Before I get into my definitive list as to what the top ten Buffy episodes of all time are, I must first inform you what won’t be on this list and what barely came close. You will not find any episodes on this list that are defined by their single moments. A single excellent moment does not necessarily make a great episode. You will not find on this list any battle against The Master, the moment where Angel loses his soul after sleeping with Buffy, the death of Angel, Doppelganger Willow, the battle against the Mayor, etc. They are great moments, yes, but not necessarily from great episodes.
There are also some favorite episodes of mine that had to be left off the list much to my dismay. I looked back at all the seasons of Buffy and left with an initial list of over thirty-six episodes that I had to trim down to only ten. Some of these honorable mentions include: “Killed by Death,” “Amends,” “The Zeppo,” “Earshot,” “Who Are You,” “Restless,” “Selfless,” and “Conversations With Dead People.” Those are only a few and are in no particular order.
Now, onto the list:
‘Passion’ is on this list for several different reasons. For one, it was a creepy episode that dealt with what can happen when a significant other goes from being that nice person to that possessive lover. I distinctly recall Angelus’ creepy voiceovers as he watched Buffy at the Bronze and as she slept. The episode is also ranked because it features the moment when Angelus killed Jenny Calendar by snapping her neck. Jenny and Giles had been at odds for several episodes, but this marked the one where it looked as if they were going to get back together. In one of the best moments of Buffy’s run, we see Giles come home, expecting a romantic evening with Jenny. An opera is playing in the background, roses are thrown about, and there, just as he enters his bedroom, right when the opera reaches its crescendo, it is revealed that Jenny’s dead body is waiting for him in his bed. The heartbreak of Giles is one of the defining moments of the series. This also marks the first time where Buffy agrees that Angelus must be stopped at all costs...even if that means she must kill Angel in the process.
‘Helpless’ marked a departure for the show, in that many things that were once solid were suddenly flipped upside down. Joss Whedon started Buffy because of his want to make a strong, horror movie heroine, who didn’t run around crying until she fell down right at the feet of her killer.
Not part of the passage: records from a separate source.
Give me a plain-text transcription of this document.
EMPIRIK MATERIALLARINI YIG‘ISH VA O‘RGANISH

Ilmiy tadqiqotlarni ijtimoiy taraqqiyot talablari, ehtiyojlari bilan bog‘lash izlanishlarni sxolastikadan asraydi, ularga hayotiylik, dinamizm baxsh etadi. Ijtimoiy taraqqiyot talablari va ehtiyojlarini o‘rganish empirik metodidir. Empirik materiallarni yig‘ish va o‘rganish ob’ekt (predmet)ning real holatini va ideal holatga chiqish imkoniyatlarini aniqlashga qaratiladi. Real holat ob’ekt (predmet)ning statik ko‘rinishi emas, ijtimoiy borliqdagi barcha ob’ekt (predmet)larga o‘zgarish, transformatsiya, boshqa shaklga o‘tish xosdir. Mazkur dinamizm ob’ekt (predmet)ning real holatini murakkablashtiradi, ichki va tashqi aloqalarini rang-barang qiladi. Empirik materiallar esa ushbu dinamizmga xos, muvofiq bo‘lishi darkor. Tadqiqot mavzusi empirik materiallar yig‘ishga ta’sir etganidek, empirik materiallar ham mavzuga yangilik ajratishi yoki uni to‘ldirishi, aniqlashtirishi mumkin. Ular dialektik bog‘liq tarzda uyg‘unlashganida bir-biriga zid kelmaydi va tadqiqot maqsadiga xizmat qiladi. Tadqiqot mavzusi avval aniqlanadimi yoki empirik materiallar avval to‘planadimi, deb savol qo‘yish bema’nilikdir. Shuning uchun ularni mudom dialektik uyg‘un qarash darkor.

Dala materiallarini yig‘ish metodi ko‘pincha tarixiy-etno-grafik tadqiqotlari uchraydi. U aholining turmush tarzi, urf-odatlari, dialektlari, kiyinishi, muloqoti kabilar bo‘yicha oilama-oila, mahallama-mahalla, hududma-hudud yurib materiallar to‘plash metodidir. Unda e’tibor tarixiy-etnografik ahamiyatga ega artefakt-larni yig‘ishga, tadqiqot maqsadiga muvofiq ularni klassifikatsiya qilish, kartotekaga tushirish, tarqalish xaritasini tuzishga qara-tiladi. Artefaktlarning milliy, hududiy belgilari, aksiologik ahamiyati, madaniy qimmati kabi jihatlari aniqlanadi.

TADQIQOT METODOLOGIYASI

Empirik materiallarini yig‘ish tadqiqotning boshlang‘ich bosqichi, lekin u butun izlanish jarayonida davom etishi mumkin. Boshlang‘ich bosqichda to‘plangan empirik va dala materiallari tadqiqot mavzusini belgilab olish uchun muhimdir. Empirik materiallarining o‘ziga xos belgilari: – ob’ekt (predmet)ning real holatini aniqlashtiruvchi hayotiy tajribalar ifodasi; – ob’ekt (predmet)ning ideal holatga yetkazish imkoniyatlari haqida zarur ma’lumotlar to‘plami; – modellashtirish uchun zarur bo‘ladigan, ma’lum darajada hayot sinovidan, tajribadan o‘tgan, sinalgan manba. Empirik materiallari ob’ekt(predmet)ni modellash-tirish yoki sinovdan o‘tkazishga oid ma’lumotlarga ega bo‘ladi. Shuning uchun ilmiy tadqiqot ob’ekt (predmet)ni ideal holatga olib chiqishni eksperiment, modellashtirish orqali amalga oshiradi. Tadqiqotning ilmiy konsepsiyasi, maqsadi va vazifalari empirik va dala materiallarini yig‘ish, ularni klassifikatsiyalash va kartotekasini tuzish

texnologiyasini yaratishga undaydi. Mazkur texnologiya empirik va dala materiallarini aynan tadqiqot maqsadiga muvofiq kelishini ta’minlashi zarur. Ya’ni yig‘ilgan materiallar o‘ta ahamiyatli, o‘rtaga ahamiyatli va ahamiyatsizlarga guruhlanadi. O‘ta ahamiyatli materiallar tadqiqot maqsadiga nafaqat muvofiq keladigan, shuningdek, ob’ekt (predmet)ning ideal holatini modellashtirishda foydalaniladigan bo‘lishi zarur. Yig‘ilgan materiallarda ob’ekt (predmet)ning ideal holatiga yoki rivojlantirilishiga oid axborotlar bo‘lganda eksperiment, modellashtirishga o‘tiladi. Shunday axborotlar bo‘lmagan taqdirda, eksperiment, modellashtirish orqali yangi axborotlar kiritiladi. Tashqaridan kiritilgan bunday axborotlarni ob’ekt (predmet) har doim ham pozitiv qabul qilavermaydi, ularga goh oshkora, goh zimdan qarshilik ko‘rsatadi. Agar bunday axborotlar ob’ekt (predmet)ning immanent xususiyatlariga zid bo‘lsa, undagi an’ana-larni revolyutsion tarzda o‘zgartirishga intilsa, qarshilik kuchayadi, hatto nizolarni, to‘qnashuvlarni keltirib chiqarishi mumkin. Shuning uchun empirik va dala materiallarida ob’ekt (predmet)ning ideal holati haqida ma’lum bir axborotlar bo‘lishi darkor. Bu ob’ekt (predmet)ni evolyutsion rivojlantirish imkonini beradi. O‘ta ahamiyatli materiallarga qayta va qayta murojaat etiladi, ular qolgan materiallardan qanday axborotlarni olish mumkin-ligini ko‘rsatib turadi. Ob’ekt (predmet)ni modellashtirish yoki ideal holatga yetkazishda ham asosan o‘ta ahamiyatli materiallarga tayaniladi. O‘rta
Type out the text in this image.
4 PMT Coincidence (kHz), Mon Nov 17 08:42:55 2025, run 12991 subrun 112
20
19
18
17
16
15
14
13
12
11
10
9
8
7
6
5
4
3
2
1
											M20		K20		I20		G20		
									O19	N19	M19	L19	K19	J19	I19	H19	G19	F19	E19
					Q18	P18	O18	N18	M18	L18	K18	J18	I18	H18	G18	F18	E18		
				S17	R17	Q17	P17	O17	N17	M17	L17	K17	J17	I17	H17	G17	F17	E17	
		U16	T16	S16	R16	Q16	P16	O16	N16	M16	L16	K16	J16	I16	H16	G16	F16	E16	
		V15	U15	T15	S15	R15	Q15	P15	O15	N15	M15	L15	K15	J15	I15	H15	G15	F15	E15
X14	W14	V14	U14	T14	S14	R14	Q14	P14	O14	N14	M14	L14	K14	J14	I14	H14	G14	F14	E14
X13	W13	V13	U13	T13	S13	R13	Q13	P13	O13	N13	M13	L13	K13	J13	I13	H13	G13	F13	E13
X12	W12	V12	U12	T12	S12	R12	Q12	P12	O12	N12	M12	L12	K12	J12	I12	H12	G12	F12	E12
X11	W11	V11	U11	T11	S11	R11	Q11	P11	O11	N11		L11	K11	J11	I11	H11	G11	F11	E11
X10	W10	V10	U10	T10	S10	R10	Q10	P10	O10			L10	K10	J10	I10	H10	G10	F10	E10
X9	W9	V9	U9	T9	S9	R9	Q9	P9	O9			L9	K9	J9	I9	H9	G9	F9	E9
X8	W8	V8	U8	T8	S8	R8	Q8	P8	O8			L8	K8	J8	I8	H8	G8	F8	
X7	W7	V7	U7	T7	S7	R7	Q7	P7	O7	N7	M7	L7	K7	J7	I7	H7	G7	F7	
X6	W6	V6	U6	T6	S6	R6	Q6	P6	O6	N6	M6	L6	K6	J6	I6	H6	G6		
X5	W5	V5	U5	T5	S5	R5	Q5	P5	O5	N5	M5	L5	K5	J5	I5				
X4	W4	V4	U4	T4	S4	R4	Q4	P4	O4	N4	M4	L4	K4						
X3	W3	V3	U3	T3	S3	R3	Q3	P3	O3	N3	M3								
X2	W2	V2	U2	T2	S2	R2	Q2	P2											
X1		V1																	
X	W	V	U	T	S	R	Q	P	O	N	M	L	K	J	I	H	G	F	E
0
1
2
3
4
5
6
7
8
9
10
This marked the episode where Buffy became that clichéd horror victim that Joss wanted to get away from. As part of her Slayer training, the Watchers make Buffy go through a test where all her Slayer powers are taken from her, and she must be confined to a sinister house to battle a ravenous vampire with no Slayer powers whatsoever. The vampire actually breaks loose earlier on and kidnaps Buffy’s mom as well. There is a chill-inducing scene where we see the room with all the Polaroid’s of Buffy’s mom. The other big departure is Giles betraying Buffy. It marks the first time where Giles lets Buffy down, by being the one who took her powers away and not objecting to the council until afterwards.
Many people have bad-mouthed the final two seasons of Buffy, though in general I still thought they were good even if they weren’t on the same level as the earlier seasons. ‘Lies My Parents Told Me’ is great television for several reasons. The first is that we get to see a little more of the history of Spike’s character. We learn that Spike had some mother issues, tried to save her after Drusilla made him a vampire, but ultimately had to kill his own mom after her vampirism changed who she once was in William’s mind. The flashbacks give some intriguing insights into what makes Spike tick. The episode also had a creepy battle between Spike and Principal Wood, which was confined to a garage adorned with nothing but crosses all across the wall. The fight starts off with the eerie playing of the song that transforms Spike into his ‘sleeper agent’ self. What makes the fight so great is all the emotion that inhabits each and every punch and kick. Principal Wood’s mom was a Slayer - the one Spike killed in New York and whose leather duster he wears until this day - and we know that he is fighting to get revenge for his mother. It is a great fight because it relies more on emotions and actions instead of special effects and wirework.